In that decision, the Wisconsin Supreme Court shut down the John Doe II investigation and made the unsupported and unsustainable assertion that the First Amendment of the U.S. Constitution prohibits Wisconsin from banning coordination between candidates and so-called issue advocacy groups.
It is precisely on this ground that the three district attorneys should rest their appeal to the U.S. Supreme Court. And the outcome of their appeal could have crucial consequences not only for Wisconsin but for the whole country.
The Wisconsin Supreme Court ignored four decades of U.S. Supreme Court precedents on this issue.
The landmark U.S. Supreme Court decisions on campaign finance, dating back to Buckley v. Valeo in 1976 and right on through Citizens United of 2010, have been predicated on there being no coordination between candidates and outside groups.

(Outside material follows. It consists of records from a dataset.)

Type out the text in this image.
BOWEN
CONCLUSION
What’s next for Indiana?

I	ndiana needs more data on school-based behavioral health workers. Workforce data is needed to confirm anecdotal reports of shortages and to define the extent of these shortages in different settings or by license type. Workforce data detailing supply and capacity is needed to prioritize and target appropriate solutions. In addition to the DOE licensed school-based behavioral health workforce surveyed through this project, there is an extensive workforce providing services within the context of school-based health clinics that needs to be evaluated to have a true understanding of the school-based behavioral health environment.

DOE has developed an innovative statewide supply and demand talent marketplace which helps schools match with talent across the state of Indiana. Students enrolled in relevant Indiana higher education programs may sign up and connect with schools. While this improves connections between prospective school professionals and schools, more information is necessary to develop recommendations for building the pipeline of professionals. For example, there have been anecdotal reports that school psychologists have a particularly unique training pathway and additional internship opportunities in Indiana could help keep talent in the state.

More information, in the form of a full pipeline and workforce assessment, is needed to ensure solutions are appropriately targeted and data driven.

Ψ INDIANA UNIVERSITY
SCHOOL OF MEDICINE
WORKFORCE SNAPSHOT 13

In Buckley, the court ruled that expenditures by outside groups that are coordinated with candidates amount to campaign contributions. “The ultimate effect is the same as if the person had contributed the dollar amount to the candidate and the candidate had then used the contribution,” the court ruled. Such expenditures, it said, should be “treated as contributions rather than expenditures.”
Only the lack of coordination reduces the risk of corruption, the Court stressed in Buckley. “The absence of prearrangement and coordination of an expenditure with the candidate or his agent . . . alleviates the danger that expenditures will be given as a quid pro quo for improper commitments from the candidates.”

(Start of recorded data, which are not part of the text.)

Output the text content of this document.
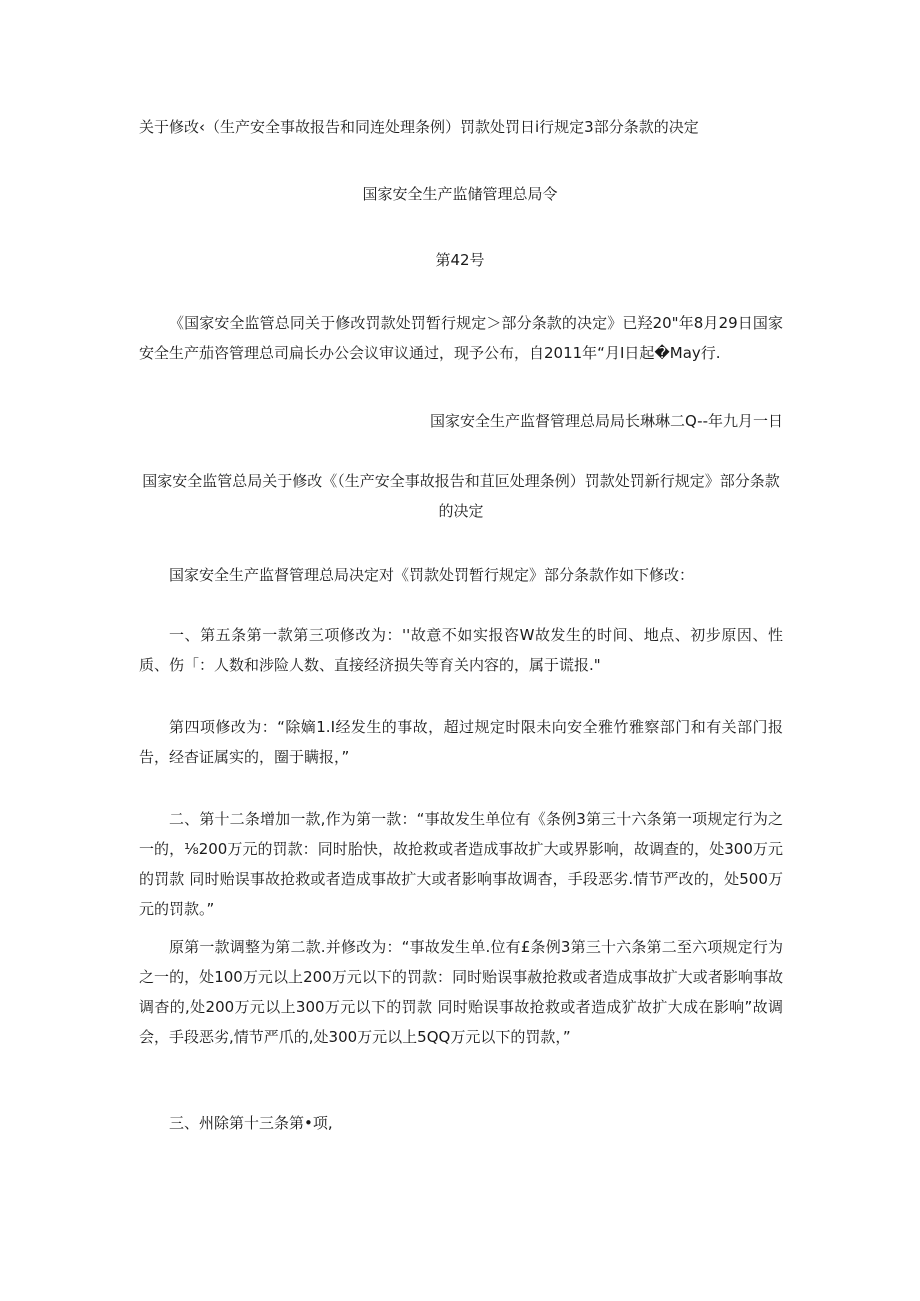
关于修改‹（生产安全事故报告和同连处理条例）罚款处罚日i行规定3部分条款的决定

国家安全生产监储管理总局令

第42号

《国家安全监管总同关于修改罚款处罚暂行规定＞部分条款的决定》已羟20"年8月29日国家安全生产茄咨管理总司扁长办公会议审议通过，现予公布，自2011年“月I日起�May行.

国家安全生产监督管理总局局长琳琳二Q--年九月一日

国家安全监管总局关于修改《（生产安全事故报告和苴叵处理条例）罚款处罚新行规定》部分条款的决定

国家安全生产监督管理总局决定对《罚款处罚暂行规定》部分条款作如下修改：

一、第五条第一款第三项修改为：''故意不如实报咨W故发生的时间、地点、初步原因、性质、伤「：人数和涉险人数、直接经济损失等育关内容的，属于谎报."

第四项修改为：“除嫡1.I经发生的事故，超过规定时限未向安全雅竹雅察部门和有关部门报告，经杳证属实的，圈于瞒报，”

二、第十二条增加一款,作为第一款：“事故发生单位有《条例3第三十六条第一项规定行为之一的，⅛200万元的罚款：同时胎快，故抢救或者造成事故扩大或界影响，故调查的，处300万元的罚款 同时贻误事故抢救或者造成事故扩大或者影响事故调杳，手段恶劣.情节严改的，处500万元的罚款。”

原第一款调整为第二款.并修改为：“事故发生单.位有£条例3第三十六条第二至六项规定行为之一的，处100万元以上200万元以下的罚款：同时贻误事赦抢救或者造成事故扩大或者影响事故调杳的,处200万元以上300万元以下的罚款 同时贻误事故抢救或者造成犷故扩大成在影响”故调会，手段恶劣,情节严爪的,处300万元以上5QQ万元以下的罚款，”

三、州除第十三条第•项,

Even in its infamous Citizens United decision, which allowed independent groups to spend unlimited amounts of money, the U.S Supreme Court stressed that such groups had to be independent; they couldn’t coordinate with their favored candidates: “By definition, an independent expenditure is political speech presented to the electorate that is not coordinated with a candidate.”
So, on what authority did the Wisconsin Supreme Court do a 180 and say that the state had to allow coordination between candidates and issue advocacy groups?

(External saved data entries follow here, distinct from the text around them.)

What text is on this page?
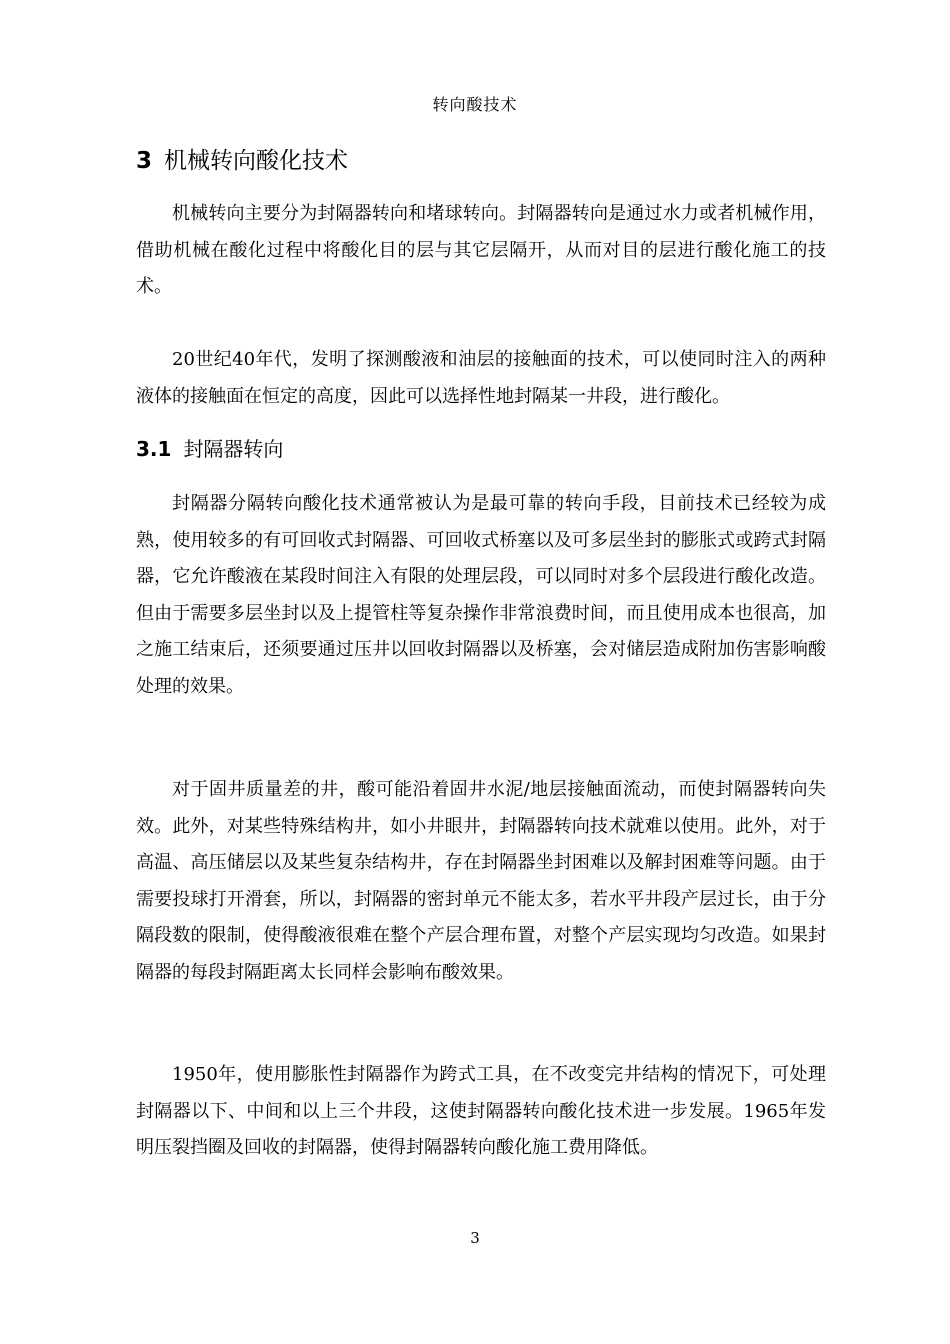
转向酸技术
3 机械转向酸化技术

机械转向主要分为封隔器转向和堵球转向。封隔器转向是通过水力或者机械作用，借助机械在酸化过程中将酸化目的层与其它层隔开，从而对目的层进行酸化施工的技术。

20世纪40年代，发明了探测酸液和油层的接触面的技术，可以使同时注入的两种液体的接触面在恒定的高度，因此可以选择性地封隔某一井段，进行酸化。

3.1 封隔器转向

封隔器分隔转向酸化技术通常被认为是最可靠的转向手段，目前技术已经较为成熟，使用较多的有可回收式封隔器、可回收式桥塞以及可多层坐封的膨胀式或跨式封隔器，它允许酸液在某段时间注入有限的处理层段，可以同时对多个层段进行酸化改造。但由于需要多层坐封以及上提管柱等复杂操作非常浪费时间，而且使用成本也很高，加之施工结束后，还须要通过压井以回收封隔器以及桥塞，会对储层造成附加伤害影响酸处理的效果。

对于固井质量差的井，酸可能沿着固井水泥/地层接触面流动，而使封隔器转向失效。此外，对某些特殊结构井，如小井眼井，封隔器转向技术就难以使用。此外，对于高温、高压储层以及某些复杂结构井，存在封隔器坐封困难以及解封困难等问题。由于需要投球打开滑套，所以，封隔器的密封单元不能太多，若水平井段产层过长，由于分隔段数的限制，使得酸液很难在整个产层合理布置，对整个产层实现均匀改造。如果封隔器的每段封隔距离太长同样会影响布酸效果。

1950年，使用膨胀性封隔器作为跨式工具，在不改变完井结构的情况下，可处理封隔器以下、中间和以上三个井段，这使封隔器转向酸化技术进一步发展。1965年发明压裂挡圈及回收的封隔器，使得封隔器转向酸化施工费用降低。

3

By going to the U.S. Supreme Court, the district attorneys in Wisconsin can now stand up for the principle that we, the people, can impose reasonable limits on donations to candidates and that we, the people, can require reasonable disclosure of who is trying to buy our elections.
Because if the Wisconsin Supreme Court ruling is allowed to stand, it would rip to shred those principles. Allowing candidates to coordinate with issue advocacy groups would render meaningless any campaign donation limits.
Here’s an example. In Wisconsin, the most a donor can give to a candidate for governor is $20,000 and the candidate has to disclose that amount. But say you’re running for governor now: You could tell your billionaire friend to give $20 million to an issue advocacy group, and then you could tell that group what ads to run with that money. It would be just as if your billionaire friend gave your campaign the money directly; it would have the same effect, even though it’s 1,000 times the amount he’s allowed to give you under the law. And the kicker is, no one would ever know about it because the issue advocacy group doesn’t have to disclose where its money is coming from.
If you thought “dark money” was a problem before this decision by the Wisconsin Supreme Court, it will really be a disaster now, if this decision is allowed to stand.
That is why it is so vital for our democracy that the courageous district attorneys—Ismael Ozanne of Dane County, Larry Nelson of Iowa County, and John Chisholm of Milwaukee County—have their day in the U.S. Supreme Court.